Review: A CHRISTMAS CAROL at Trinity Rep

Production Runs through December 31st

By: Nov. 22, 2023
Review: A CHRISTMAS CAROL at Trinity Rep

The 47th Annual Trinity Repertory's "A Christmas Carol", like many that came before it since its first production in 1977, has an incredible way of evoking the wonderful rebirth of Ebenezer Scrooge while modernizing it to a greater audience. 

Mauro Hantman plays a great fifty-something version of Scrooge, reprising his role he’d last performed in 2010, adding a level of grumpiness that would make Dicken's original Scrooge very proud.  "You are asking me for my money, have the courage to ask for it!" he shouted to the Solicitors for the Poor played by Jackie Davis and Richard Donnelly.  "Comfort is a luxury you must pay for.  Are you willing to pay for it?"

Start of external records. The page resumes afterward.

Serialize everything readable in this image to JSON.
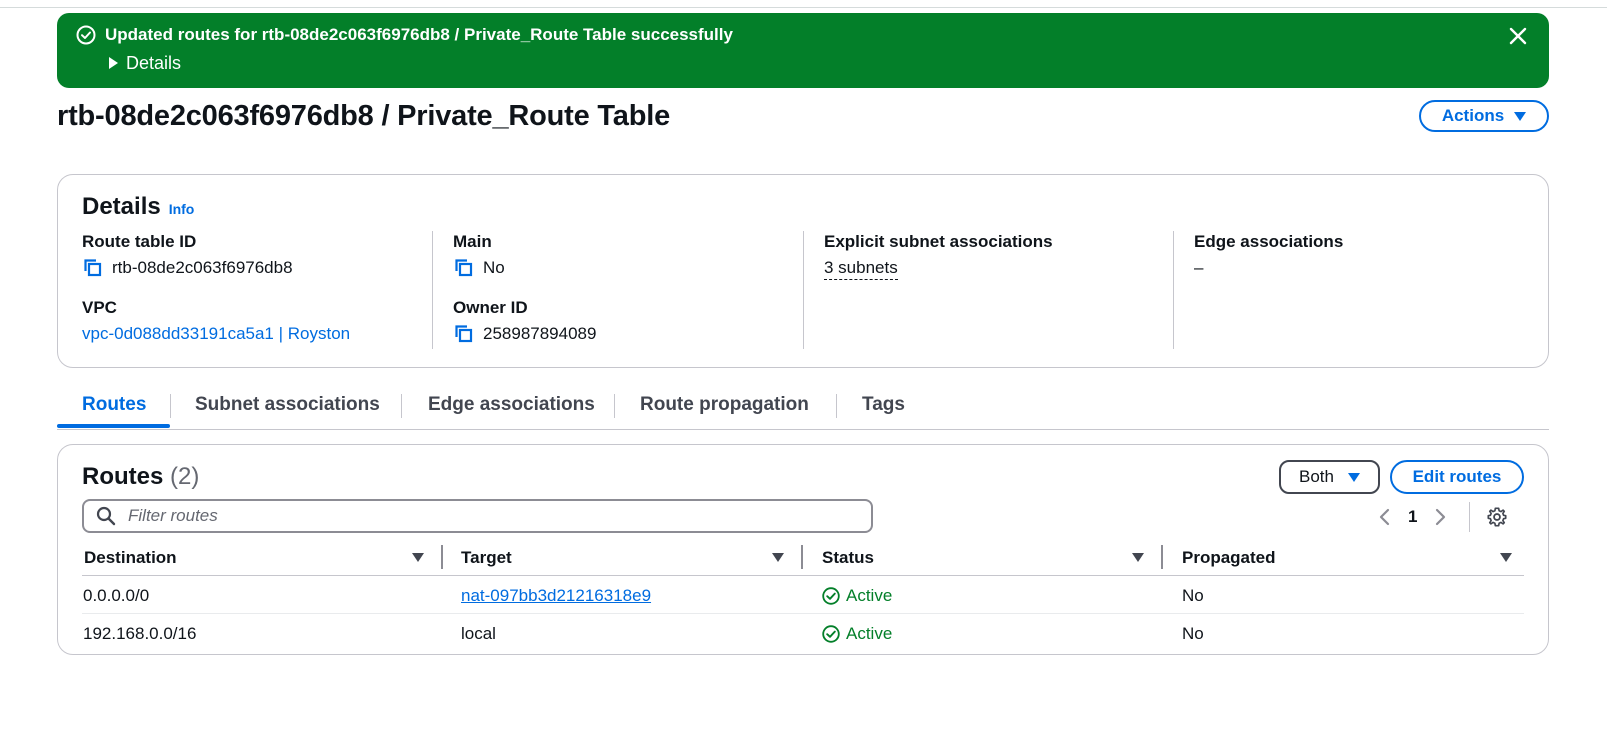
{
  "flash": {
    "message": "Updated routes for rtb-08de2c063f6976db8 / Private_Route Table successfully",
    "details_label": "Details"
  },
  "page": {
    "title": "rtb-08de2c063f6976db8 / Private_Route Table",
    "actions_label": "Actions"
  },
  "details": {
    "title": "Details",
    "info_label": "Info",
    "route_table_id_label": "Route table ID",
    "route_table_id": "rtb-08de2c063f6976db8",
    "main_label": "Main",
    "main_value": "No",
    "explicit_label": "Explicit subnet associations",
    "explicit_value": "3 subnets",
    "edge_label": "Edge associations",
    "edge_value": "–",
    "vpc_label": "VPC",
    "vpc_value": "vpc-0d088dd33191ca5a1 | Royston",
    "owner_label": "Owner ID",
    "owner_value": "258987894089"
  },
  "tabs": [
    {
      "label": "Routes",
      "active": true
    },
    {
      "label": "Subnet associations",
      "active": false
    },
    {
      "label": "Edge associations",
      "active": false
    },
    {
      "label": "Route propagation",
      "active": false
    },
    {
      "label": "Tags",
      "active": false
    }
  ],
  "routes": {
    "title": "Routes",
    "count": "(2)",
    "filter_label": "Both",
    "edit_label": "Edit routes",
    "search_placeholder": "Filter routes",
    "page_number": "1",
    "columns": [
      "Destination",
      "Target",
      "Status",
      "Propagated"
    ],
    "rows": [
      {
        "destination": "0.0.0.0/0",
        "target": "nat-097bb3d21216318e9",
        "target_is_link": true,
        "status": "Active",
        "propagated": "No"
      },
      {
        "destination": "192.168.0.0/16",
        "target": "local",
        "target_is_link": false,
        "status": "Active",
        "propagated": "No"
      }
    ]
  },
  "colors": {
    "success": "#037f29",
    "link": "#006ce0",
    "border": "#c6c6cd"
  },
  "icons": [
    "success-check-icon",
    "close-icon",
    "copy-icon",
    "search-icon",
    "chevron-left-icon",
    "chevron-right-icon",
    "settings-gear-icon",
    "sort-caret-icon",
    "status-check-icon"
  ]
}
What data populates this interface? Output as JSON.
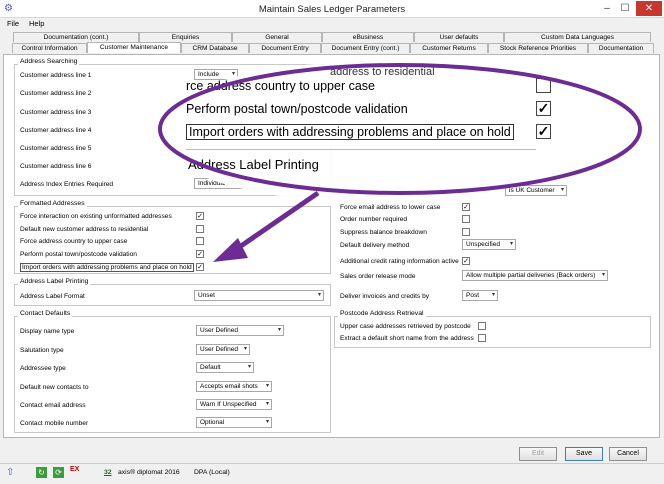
{
  "window": {
    "title": "Maintain Sales Ledger Parameters"
  },
  "menu": [
    "File",
    "Help"
  ],
  "tabs_row1": [
    "Documentation (cont.)",
    "Enquiries",
    "General",
    "eBusiness",
    "User defaults",
    "Custom Data Languages"
  ],
  "tabs_row2": [
    "Control Information",
    "Customer Maintenance",
    "CRM Database",
    "Document Entry",
    "Document Entry (cont.)",
    "Customer Returns",
    "Stock Reference Priorities",
    "Documentation"
  ],
  "address_searching": {
    "title": "Address Searching",
    "lines": [
      {
        "label": "Customer address line 1",
        "value": "Include"
      },
      {
        "label": "Customer address line 2",
        "value": ""
      },
      {
        "label": "Customer address line 3",
        "value": ""
      },
      {
        "label": "Customer address line 4",
        "value": ""
      },
      {
        "label": "Customer address line 5",
        "value": ""
      },
      {
        "label": "Customer address line 6",
        "value": ""
      }
    ],
    "index_label": "Address Index Entries Required",
    "index_value": "Individual Words"
  },
  "formatted_addresses": {
    "title": "Formatted Addresses",
    "items": [
      {
        "label": "Force interaction on existing unformatted addresses",
        "checked": "✓"
      },
      {
        "label": "Default new customer address to residential",
        "checked": ""
      },
      {
        "label": "Force address country to upper case",
        "checked": ""
      },
      {
        "label": "Perform postal town/postcode validation",
        "checked": "✓"
      },
      {
        "label": "Import orders with addressing problems and place on hold",
        "checked": "✓"
      }
    ]
  },
  "zoom": {
    "partial_top": "address to residential",
    "items": [
      {
        "label": "rce address country to upper case",
        "checked": ""
      },
      {
        "label": "Perform postal town/postcode validation",
        "checked": "✓"
      },
      {
        "label": "Import orders with addressing problems and place on hold",
        "checked": "✓"
      }
    ],
    "heading": "Address Label Printing"
  },
  "address_label": {
    "title": "Address Label Printing",
    "format_label": "Address Label Format",
    "format_value": "Unset"
  },
  "contact_defaults": {
    "title": "Contact Defaults",
    "fields": [
      {
        "label": "Display name type",
        "value": "User Defined"
      },
      {
        "label": "Salutation type",
        "value": "User Defined"
      },
      {
        "label": "Addressee type",
        "value": "Default"
      },
      {
        "label": "Default new contacts to",
        "value": "Accepts email shots"
      },
      {
        "label": "Contact email address",
        "value": "Warn If Unspecified"
      },
      {
        "label": "Contact mobile number",
        "value": "Optional"
      }
    ]
  },
  "right_top_combo": "is UK Customer",
  "right_options": {
    "checks": [
      {
        "label": "Force email address to lower case",
        "checked": "✓"
      },
      {
        "label": "Order number required",
        "checked": ""
      },
      {
        "label": "Suppress balance breakdown",
        "checked": ""
      }
    ],
    "delivery_label": "Default delivery method",
    "delivery_value": "Unspecified",
    "credit_label": "Additional credit rating information active",
    "credit_checked": "✓",
    "release_label": "Sales order release mode",
    "release_value": "Allow multiple partial deliveries (Back orders)",
    "deliver_label": "Deliver invoices and credits by",
    "deliver_value": "Post"
  },
  "postcode": {
    "title": "Postcode Address Retrieval",
    "items": [
      {
        "label": "Upper case addresses retrieved by postcode",
        "checked": ""
      },
      {
        "label": "Extract a default short name from the address",
        "checked": ""
      }
    ]
  },
  "buttons": {
    "edit": "Edit",
    "save": "Save",
    "cancel": "Cancel"
  },
  "status": {
    "count": "32",
    "product": "axis® diplomat 2016",
    "db": "DPA (Local)"
  }
}
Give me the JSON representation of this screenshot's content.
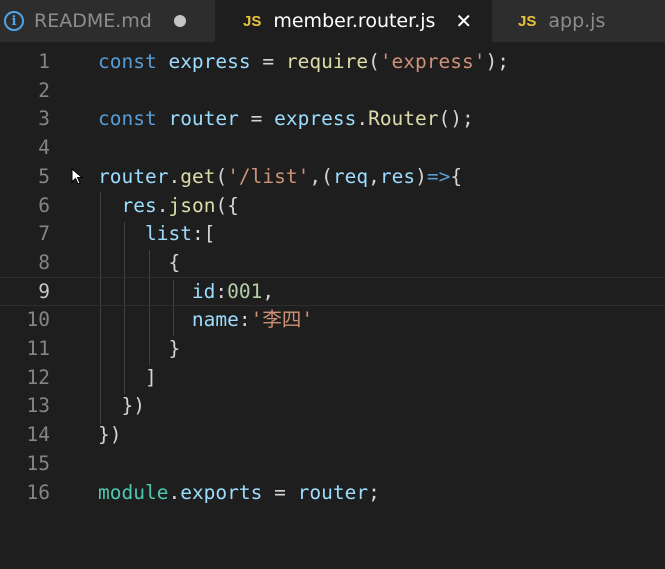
{
  "tabs": [
    {
      "label": "README.md",
      "icon": "info-icon",
      "modified": true,
      "active": false
    },
    {
      "label": "member.router.js",
      "icon_text": "JS",
      "active": true
    },
    {
      "label": "app.js",
      "icon_text": "JS",
      "active": false
    }
  ],
  "editor": {
    "current_line": 9,
    "line_numbers": [
      "1",
      "2",
      "3",
      "4",
      "5",
      "6",
      "7",
      "8",
      "9",
      "10",
      "11",
      "12",
      "13",
      "14",
      "15",
      "16"
    ],
    "lines": [
      {
        "no": "1",
        "tokens": [
          [
            "kw",
            "const"
          ],
          [
            "pl",
            " "
          ],
          [
            "var",
            "express"
          ],
          [
            "pl",
            " = "
          ],
          [
            "fn",
            "require"
          ],
          [
            "pl",
            "("
          ],
          [
            "str",
            "'express'"
          ],
          [
            "pl",
            ");"
          ]
        ]
      },
      {
        "no": "2",
        "tokens": []
      },
      {
        "no": "3",
        "tokens": [
          [
            "kw",
            "const"
          ],
          [
            "pl",
            " "
          ],
          [
            "var",
            "router"
          ],
          [
            "pl",
            " = "
          ],
          [
            "var",
            "express"
          ],
          [
            "pl",
            "."
          ],
          [
            "fn",
            "Router"
          ],
          [
            "pl",
            "();"
          ]
        ]
      },
      {
        "no": "4",
        "tokens": []
      },
      {
        "no": "5",
        "tokens": [
          [
            "var",
            "router"
          ],
          [
            "pl",
            "."
          ],
          [
            "fn",
            "get"
          ],
          [
            "pl",
            "("
          ],
          [
            "str",
            "'/list'"
          ],
          [
            "pl",
            ",("
          ],
          [
            "var",
            "req"
          ],
          [
            "pl",
            ","
          ],
          [
            "var",
            "res"
          ],
          [
            "pl",
            ")"
          ],
          [
            "kw",
            "=>"
          ],
          [
            "pl",
            "{"
          ]
        ]
      },
      {
        "no": "6",
        "tokens": [
          [
            "pl",
            "  "
          ],
          [
            "var",
            "res"
          ],
          [
            "pl",
            "."
          ],
          [
            "fn",
            "json"
          ],
          [
            "pl",
            "({"
          ]
        ]
      },
      {
        "no": "7",
        "tokens": [
          [
            "pl",
            "    "
          ],
          [
            "var",
            "list"
          ],
          [
            "pl",
            ":["
          ]
        ]
      },
      {
        "no": "8",
        "tokens": [
          [
            "pl",
            "      {"
          ]
        ]
      },
      {
        "no": "9",
        "tokens": [
          [
            "pl",
            "        "
          ],
          [
            "var",
            "id"
          ],
          [
            "pl",
            ":"
          ],
          [
            "num",
            "001"
          ],
          [
            "pl",
            ","
          ]
        ]
      },
      {
        "no": "10",
        "tokens": [
          [
            "pl",
            "        "
          ],
          [
            "var",
            "name"
          ],
          [
            "pl",
            ":"
          ],
          [
            "str",
            "'李四'"
          ]
        ]
      },
      {
        "no": "11",
        "tokens": [
          [
            "pl",
            "      }"
          ]
        ]
      },
      {
        "no": "12",
        "tokens": [
          [
            "pl",
            "    ]"
          ]
        ]
      },
      {
        "no": "13",
        "tokens": [
          [
            "pl",
            "  })"
          ]
        ]
      },
      {
        "no": "14",
        "tokens": [
          [
            "pl",
            "})"
          ]
        ]
      },
      {
        "no": "15",
        "tokens": []
      },
      {
        "no": "16",
        "tokens": [
          [
            "cls",
            "module"
          ],
          [
            "pl",
            "."
          ],
          [
            "var",
            "exports"
          ],
          [
            "pl",
            " = "
          ],
          [
            "var",
            "router"
          ],
          [
            "pl",
            ";"
          ]
        ]
      }
    ]
  },
  "colors": {
    "keyword": "#569cd6",
    "variable": "#9cdcfe",
    "function": "#dcdcaa",
    "string": "#ce9178",
    "number": "#b5cea8",
    "class": "#4ec9b0",
    "js_icon": "#e8c340",
    "info_icon": "#4fa5e8"
  }
}
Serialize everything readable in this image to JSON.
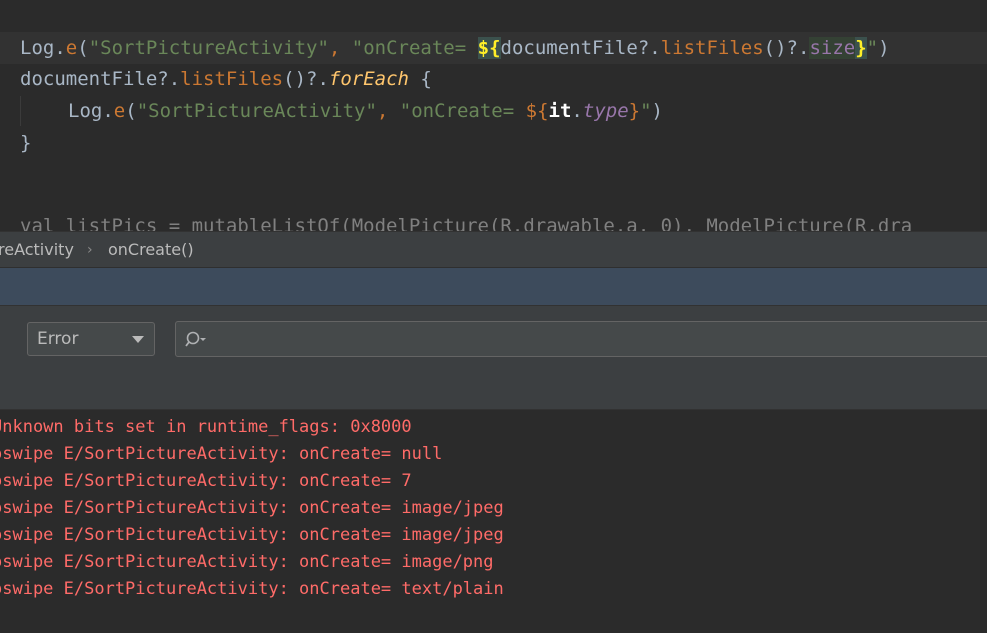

Rodney Witherspoon II plays a formidable Jacob Marley, one of the many characters in the annual performance that stand out in originality and creativeness.  Local theatre artistic director and actor Jeff Church plays an incredible Ghost of Christmas Past, a combination of Liberace and Robin Williams in a white-studded outfit.  My accompanying daughter had never heard of Liberace so she felt the Ghost leaned more toward an Elton John persona. Scrooge denounced the memories being shown from his past when he failed to show any love to his fiancé Bell, played by Sara States, as she walked out on him but craved his love, the Ghost gave Scrooge a dose of reality he had loved to provide to people himself before. “You didn’t say anything to comfort her; you didn’t say anything at all.” Church would also use his great skills later on as the silent and frightful Ghost of Christmas Yet to Come. 

Perhaps the greatest performance of the night came from Taavon Gamble, who played an incredibly vibrant Drag Ghost of Christmas Present.  "It must be awful to hear what people really think of you," the Ghost uttered to Scrooge as he took him through the dreary parts of present life with the people in Scrooge's life that he rejected time after time. Fred is Scrooge's niece in the production, played eloquently by Alison Russo, defending her uncle to the last.  "He is my uncle and I will not give up on him.  I will always have a place for him so he knows that he has a family", Fred noted. Russo's beautiful voice belted out one of the productions only songs, "Spread a little happiness"

Like many of the actors who played multiple roles, Phyllis Kay, last year's Ebenezer Scrooge, played a number of heartfelt roles including Dilber, who owed Scrooge money but was trying to care for her ailing sister. In an original twist, Scrooge got to see what it was like for Dilber to care for her dying sister, as the two tried to dance around a Christmas tree though her sister could barely walk. 

Trinity also welcomed 12 young performers from across Southern New England to appear on stage as part of the children's cast who added a slice of humor to the darkness when Scrooge realized he had a second chance on life. When he asked a number of kids outside his house what day it was, they shouted "Stranger danger, let's get out of here!"  When he asked again what day it actually was, they uttered, "It's Christmas Day here on Earth."

As giddy as he had ever been when he learned he hadn't missed Christmas after all, Scrooge would often turn to the audience and this time he asked for ideas on what he could bring to the Cratchit house to make their celebration better and heard things like "Beer" and "Play Station" as well as your normal "mashed Potatoes" or "gravy”, laughing that beer would be great for Bob Cratchit but that he didn’t know what a Play Station was.

Scrooge would go on to make amends with just about everyone in his life, from the Solicitors of the Poor to Dilber, his niece Fred and, of course, the Cratchits.

When asked what he got for Christmas this year, Scrooge reflected a bit on his last 24 hours and said "Something I didn't know I needed and it was perfect."

Chances are you've seen a production or movie of A Christmas Carol over the years but Trinity Rep has a way of making these productions so original that every year is a different and incredibly wonderful experience.  This year’s two hour performance with one intermission is no different and it impacts everyone in the audience, young or old, because it touches on a little bit of everything in our lives and how we should appreciate what we have and never take it for granted and just as important, to always help others who don't have.